Ты никогда не забудешь выражение лица Тины, когда она увидела, что ты сделал. Она встретилась с тобой в Хьюстонской тюрьме до суда и вынесения приговора. Один из помощников Тины передал ей папку с фотографиями с мест преступлений. Ее лицо стало пепельно-серым, а глаза увлажнились от потрясенного сочувствия. С тех пор ты привык к этому выражению. Ты видел его у судьи. Ты видел его у присяжных. Ты видел его у зрителей в зале суда, когда обвинение показывало те же фотографии на проекторе, в десять раз увеличив детали.
Ты не любишь смотреть на эти фотографии. На них все не так, как ты помнишь.
– Тина, вы придете? – спрашиваешь ты.
Ты говоришь своим самым приятным голосом, который смягчает людей. Но Тина только смотрит на тебя с выражением, которое тебе хорошо знакомо. Иногда ты встаешь перед металлическим зеркалом в своей мрачной белой камере и репетируешь это выражение лица: лоб наморщен, глаза влажные и печальные. Это выражение – ужас. Это замешательство. Это худший вид жалости: жалость, которая презирает саму себя.

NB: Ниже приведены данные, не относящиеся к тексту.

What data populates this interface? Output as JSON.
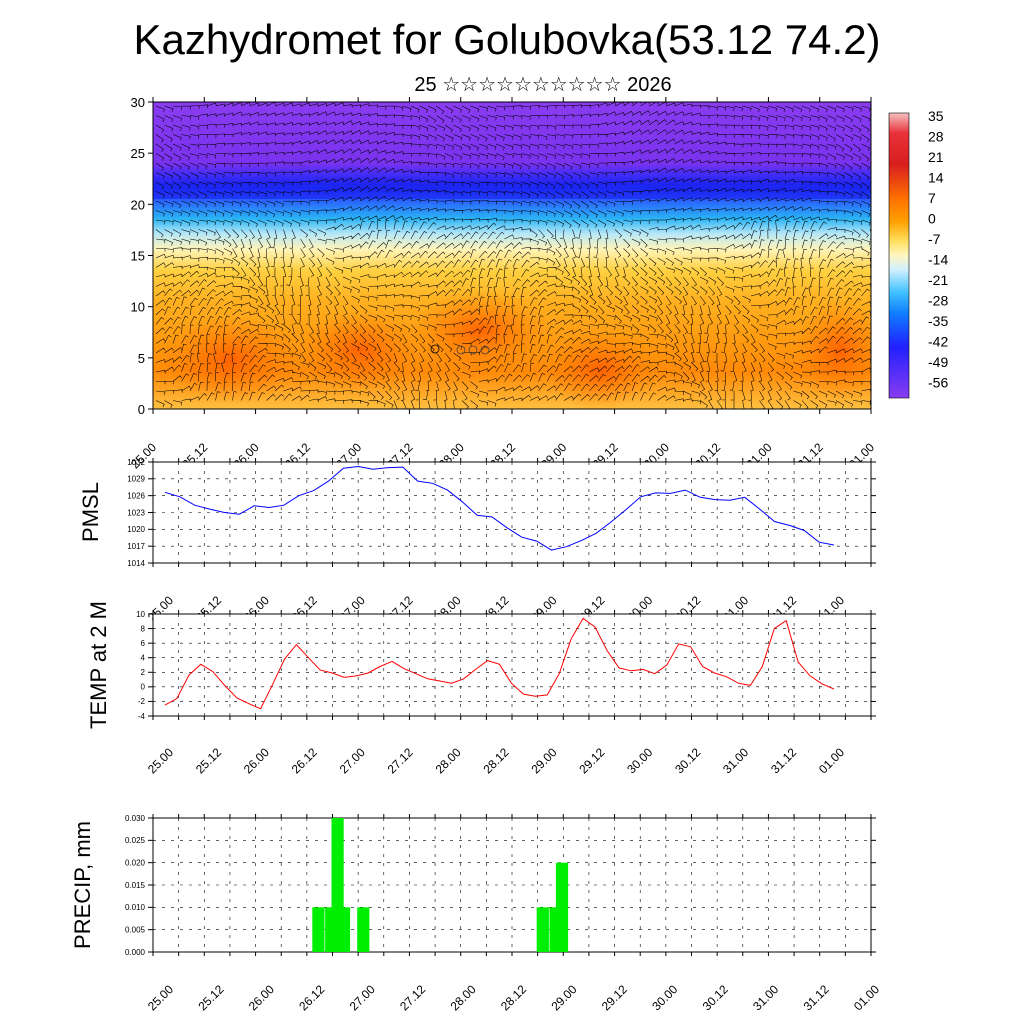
{
  "header": {
    "title": "Kazhydromet for Golubovka(53.12 74.2)",
    "subtitle": "25 ☆☆☆☆☆☆☆☆☆☆ 2026"
  },
  "time_labels": [
    "25.00",
    "25.12",
    "26.00",
    "26.12",
    "27.00",
    "27.12",
    "28.00",
    "28.12",
    "29.00",
    "29.12",
    "30.00",
    "30.12",
    "31.00",
    "31.12",
    "01.00"
  ],
  "chart_data": [
    {
      "type": "heatmap",
      "title": "",
      "x": [
        "25.00",
        "25.12",
        "26.00",
        "26.12",
        "27.00",
        "27.12",
        "28.00",
        "28.12",
        "29.00",
        "29.12",
        "30.00",
        "30.12",
        "31.00",
        "31.12",
        "01.00"
      ],
      "ylim": [
        0,
        30
      ],
      "y_ticks": [
        0,
        5,
        10,
        15,
        20,
        25,
        30
      ],
      "colorbar": {
        "labels": [
          "35",
          "28",
          "21",
          "14",
          "7",
          "0",
          "-7",
          "-14",
          "-21",
          "-28",
          "-35",
          "-42",
          "-49",
          "-56"
        ],
        "values": [
          35,
          28,
          21,
          14,
          7,
          0,
          -7,
          -14,
          -21,
          -28,
          -35,
          -42,
          -49,
          -56
        ]
      },
      "bands": [
        {
          "y_range": [
            0,
            7
          ],
          "value": 18
        },
        {
          "y_range": [
            7,
            14
          ],
          "value": 8
        },
        {
          "y_range": [
            14,
            18
          ],
          "value": -8
        },
        {
          "y_range": [
            18,
            21
          ],
          "value": -35
        },
        {
          "y_range": [
            21,
            23
          ],
          "value": -49
        },
        {
          "y_range": [
            23,
            30
          ],
          "value": -56
        }
      ],
      "overlay": "wind barbs"
    },
    {
      "type": "line",
      "ylabel": "PMSL",
      "ylim": [
        1014,
        1032
      ],
      "y_ticks": [
        1014,
        1017,
        1020,
        1023,
        1026,
        1029,
        1032
      ],
      "color": "#0000ff",
      "series": [
        {
          "values": [
            1026.6,
            1025.8,
            1024.3,
            1023.6,
            1023.0,
            1022.7,
            1024.2,
            1023.9,
            1024.3,
            1026.0,
            1026.9,
            1028.6,
            1030.9,
            1031.2,
            1030.7,
            1031.0,
            1031.1,
            1028.6,
            1028.2,
            1027.0,
            1024.9,
            1022.5,
            1022.2,
            1020.3,
            1018.6,
            1017.9,
            1016.3,
            1016.9,
            1018.0,
            1019.3,
            1021.3,
            1023.5,
            1025.8,
            1026.5,
            1026.4,
            1027.0,
            1025.7,
            1025.3,
            1025.2,
            1025.7,
            1023.6,
            1021.4,
            1020.7,
            1019.8,
            1017.7,
            1017.2
          ]
        }
      ]
    },
    {
      "type": "line",
      "ylabel": "TEMP at 2 M",
      "ylim": [
        -4,
        10
      ],
      "y_ticks": [
        -4,
        -2,
        0,
        2,
        4,
        6,
        8,
        10
      ],
      "color": "#ff0000",
      "series": [
        {
          "values": [
            -2.5,
            -1.6,
            1.6,
            3.1,
            2.1,
            0.2,
            -1.5,
            -2.3,
            -3.0,
            0.3,
            3.8,
            5.8,
            4.0,
            2.3,
            1.9,
            1.3,
            1.5,
            1.9,
            2.8,
            3.5,
            2.5,
            1.8,
            1.1,
            0.8,
            0.5,
            1.1,
            2.4,
            3.6,
            3.1,
            0.5,
            -1.0,
            -1.3,
            -1.1,
            1.8,
            6.6,
            9.4,
            8.2,
            5.0,
            2.6,
            2.2,
            2.4,
            1.8,
            3.0,
            5.9,
            5.5,
            2.8,
            1.9,
            1.4,
            0.5,
            0.2,
            2.8,
            8.0,
            9.1,
            3.4,
            1.5,
            0.4,
            -0.3
          ]
        }
      ]
    },
    {
      "type": "bar",
      "ylabel": "PRECIP, mm",
      "ylim": [
        0,
        0.03
      ],
      "y_ticks": [
        "0.000",
        "0.005",
        "0.010",
        "0.015",
        "0.020",
        "0.025",
        "0.030"
      ],
      "color": "#00ee00",
      "bars": [
        {
          "t": 12.9,
          "value": 0.01
        },
        {
          "t": 13.9,
          "value": 0.01
        },
        {
          "t": 14.4,
          "value": 0.03
        },
        {
          "t": 14.9,
          "value": 0.01
        },
        {
          "t": 16.4,
          "value": 0.01
        },
        {
          "t": 30.4,
          "value": 0.01
        },
        {
          "t": 31.4,
          "value": 0.01
        },
        {
          "t": 31.9,
          "value": 0.02
        }
      ]
    }
  ]
}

– Приду, – отвечает Тина, и ты не можешь сдержать улыбку.
Всего через несколько часов ты будешь бежать. Твои ноги будут гореть, а легкие – жадно захлебываться живительным кислородом. Ты снова придаешь лицу подобающее выражение (мрачное принятие), но в твоей груди поднимается радость от твоей тайны, упоительная, удушающая. Когда ты подавляешь приступ смеха, он обжигает, как дым, который слишком долго удерживаешь в горле.
Это произойдет в полдень в фургоне для перевозки.
«А вдруг меня увидят?» – спросила Шона, остановившись у твоей камеры однажды поздно ночью. Ты три дня излагал план в записках, спрятанных под обеденными подносами, Шона сжимала одну из них в кулаке, грызя ногти и что-то тревожно бормоча.
Ты постарался как можно лучше изобразить обиду: «Шона, любовь моя. Ты мне не доверяешь?»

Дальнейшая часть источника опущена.